Iranian MP, Hossein Jalali, member of the Culture Committee of the Iranian Parliament (Majlis) that the bank accounts of women who are caught three times without wearing the hijab will be blocked. Quoted by the reformist newspaper "Shargh", Jalali said: "After three warnings the bank account of the person who is caught without the hijab could be blocked". Yesterday, the deputy referred to new provisions to be implemented in the coming weeks regarding the use of the veil in public, which has been mandatory in the Islamic Republic since its foundation in 1979.
“When the riots increase, hooligans and mobs increase, they take to the streets and the cases of women without a veil increase. When all this ends, these behaviors will also end,” Jalali said, referring to the protests that have been going on since mid-September in the country following the death of 22-year-old Kurdish, Mahsa Amini, who died right after her arrest by Iran's notorious morality police for not wearing the veil correctly. Regarding the announcement made last December 3 by the Iranian attorney general, Mohammad Jafar Montazeri, on the dissolution of the "Gasht-e Ershad", Jalali declared: "There should absolutely be no orientation patrol (name with which in Iran reference to the moral police). For 20 years we didn't have these patrols, but we had moral security police." Jalali elaborated on the proposal to change the approach to push women to wear the veil: "It is possible to warn people without the hijab via text messages (on the phone). After the warning, yes in the control situation, and in the third stage, the unveiled person's bank account can be blocked”.
After the Islamic Revolution of 1979 which led to the overthrow of the monarchy of Shah Mohammad Reza Pahlavi, the new Islamist system wanted by Ayatollah Ruhollah Khomeini has continuously monitored compliance with the strict dress code for women and men, with the female headscarf becoming mandatory by law in 1983. However, it was only during the government of the ultra-conservative president Mahmoud Ahmadinejad that the "Gasht-e Ersad" moral police was officially born with the aim of "disseminating the culture of modesty and the hijab". The units of the notorious moral police they were established by the Supreme Council of the Cultural Revolution of Iran, now headed by President Ebrahim Raisi. The task of the moral police, also known simply as the "patrol", is to enforce the dress code which requires women to wear long dresses in addition to the veil and prohibits shorts, ripped jeans and other clothes deemed immodest.

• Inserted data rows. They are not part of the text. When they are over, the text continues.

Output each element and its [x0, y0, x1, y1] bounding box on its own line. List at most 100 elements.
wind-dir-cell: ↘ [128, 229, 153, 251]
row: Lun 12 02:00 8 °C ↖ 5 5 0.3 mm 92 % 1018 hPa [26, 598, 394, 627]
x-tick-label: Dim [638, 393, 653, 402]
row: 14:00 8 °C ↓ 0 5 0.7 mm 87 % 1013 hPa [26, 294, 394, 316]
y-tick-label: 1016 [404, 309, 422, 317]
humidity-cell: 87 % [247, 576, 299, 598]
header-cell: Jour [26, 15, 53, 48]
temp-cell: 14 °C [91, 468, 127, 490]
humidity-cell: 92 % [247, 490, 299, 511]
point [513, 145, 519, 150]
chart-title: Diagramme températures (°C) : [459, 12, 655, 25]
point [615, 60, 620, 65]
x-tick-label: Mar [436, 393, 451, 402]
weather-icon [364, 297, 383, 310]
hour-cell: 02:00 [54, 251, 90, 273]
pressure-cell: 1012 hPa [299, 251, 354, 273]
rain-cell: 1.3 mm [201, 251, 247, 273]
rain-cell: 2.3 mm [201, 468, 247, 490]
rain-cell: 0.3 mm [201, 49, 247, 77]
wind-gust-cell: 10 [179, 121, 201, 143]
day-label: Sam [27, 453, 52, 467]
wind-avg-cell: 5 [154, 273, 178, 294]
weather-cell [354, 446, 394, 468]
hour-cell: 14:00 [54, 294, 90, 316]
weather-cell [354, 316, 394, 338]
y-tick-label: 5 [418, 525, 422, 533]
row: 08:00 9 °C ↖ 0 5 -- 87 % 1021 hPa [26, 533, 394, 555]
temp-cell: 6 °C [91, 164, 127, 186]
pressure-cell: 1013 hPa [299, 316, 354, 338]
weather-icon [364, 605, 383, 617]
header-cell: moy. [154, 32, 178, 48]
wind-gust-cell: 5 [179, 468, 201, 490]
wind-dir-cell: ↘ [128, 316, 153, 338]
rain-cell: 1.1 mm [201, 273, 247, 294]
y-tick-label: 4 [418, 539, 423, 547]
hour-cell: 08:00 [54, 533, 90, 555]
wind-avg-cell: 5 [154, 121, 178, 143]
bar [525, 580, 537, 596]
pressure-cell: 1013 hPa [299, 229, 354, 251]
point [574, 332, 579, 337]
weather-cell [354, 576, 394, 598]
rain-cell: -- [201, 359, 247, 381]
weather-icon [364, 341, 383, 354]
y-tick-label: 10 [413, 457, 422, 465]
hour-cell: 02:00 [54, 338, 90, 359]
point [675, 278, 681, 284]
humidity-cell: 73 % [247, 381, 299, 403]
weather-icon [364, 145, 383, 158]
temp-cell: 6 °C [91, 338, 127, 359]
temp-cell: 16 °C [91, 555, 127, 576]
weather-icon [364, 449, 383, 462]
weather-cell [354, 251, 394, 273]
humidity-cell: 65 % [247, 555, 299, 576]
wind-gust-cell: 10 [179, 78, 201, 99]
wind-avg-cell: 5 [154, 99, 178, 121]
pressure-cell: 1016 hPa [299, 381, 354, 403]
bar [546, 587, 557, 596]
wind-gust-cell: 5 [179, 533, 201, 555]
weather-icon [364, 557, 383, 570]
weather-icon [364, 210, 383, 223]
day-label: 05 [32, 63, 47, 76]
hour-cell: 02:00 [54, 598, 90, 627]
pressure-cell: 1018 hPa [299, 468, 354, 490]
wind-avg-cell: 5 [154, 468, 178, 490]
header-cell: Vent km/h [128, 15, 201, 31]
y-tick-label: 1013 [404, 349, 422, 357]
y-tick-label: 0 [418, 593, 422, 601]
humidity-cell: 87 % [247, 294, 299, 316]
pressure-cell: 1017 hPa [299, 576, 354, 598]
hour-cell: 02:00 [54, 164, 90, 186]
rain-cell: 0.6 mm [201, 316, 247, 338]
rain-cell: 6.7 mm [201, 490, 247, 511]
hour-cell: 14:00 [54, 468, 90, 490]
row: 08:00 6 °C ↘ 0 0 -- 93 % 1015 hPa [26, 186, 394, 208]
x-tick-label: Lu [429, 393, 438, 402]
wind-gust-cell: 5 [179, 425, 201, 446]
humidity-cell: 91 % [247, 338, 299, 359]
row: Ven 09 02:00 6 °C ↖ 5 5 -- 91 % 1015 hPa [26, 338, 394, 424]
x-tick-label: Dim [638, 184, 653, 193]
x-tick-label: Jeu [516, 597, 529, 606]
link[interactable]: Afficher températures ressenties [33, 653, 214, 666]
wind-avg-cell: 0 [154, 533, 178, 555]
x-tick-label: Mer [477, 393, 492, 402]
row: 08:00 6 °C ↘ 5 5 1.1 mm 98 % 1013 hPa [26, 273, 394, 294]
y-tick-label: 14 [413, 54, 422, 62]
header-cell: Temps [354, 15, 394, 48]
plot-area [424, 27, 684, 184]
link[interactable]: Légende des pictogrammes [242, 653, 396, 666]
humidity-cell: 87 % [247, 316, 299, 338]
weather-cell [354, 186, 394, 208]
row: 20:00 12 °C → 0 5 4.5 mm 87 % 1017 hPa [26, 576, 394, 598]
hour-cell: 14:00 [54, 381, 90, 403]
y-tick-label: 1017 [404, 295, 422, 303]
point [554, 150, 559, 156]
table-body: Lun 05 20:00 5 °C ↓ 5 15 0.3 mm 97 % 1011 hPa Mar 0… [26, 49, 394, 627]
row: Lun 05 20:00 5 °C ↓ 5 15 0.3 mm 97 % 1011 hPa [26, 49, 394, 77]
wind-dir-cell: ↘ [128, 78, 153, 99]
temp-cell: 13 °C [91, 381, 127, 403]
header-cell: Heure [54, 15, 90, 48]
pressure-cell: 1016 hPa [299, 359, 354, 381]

Under Iranian law, all women above the age of puberty are required to wear a head covering and loose clothing in public, although the exact age is not clearly defined. In school, girls typically have to wear the hijab from the age of seven, but that doesn't mean they necessarily have to wear it in other public places. There aren't though clear guidelines or details on what types of clothing qualify as inappropriate, leaving much room for interpretation and sparking allegations that enforcers of "morality" arbitrarily detain women as happened with Mahsa Amini.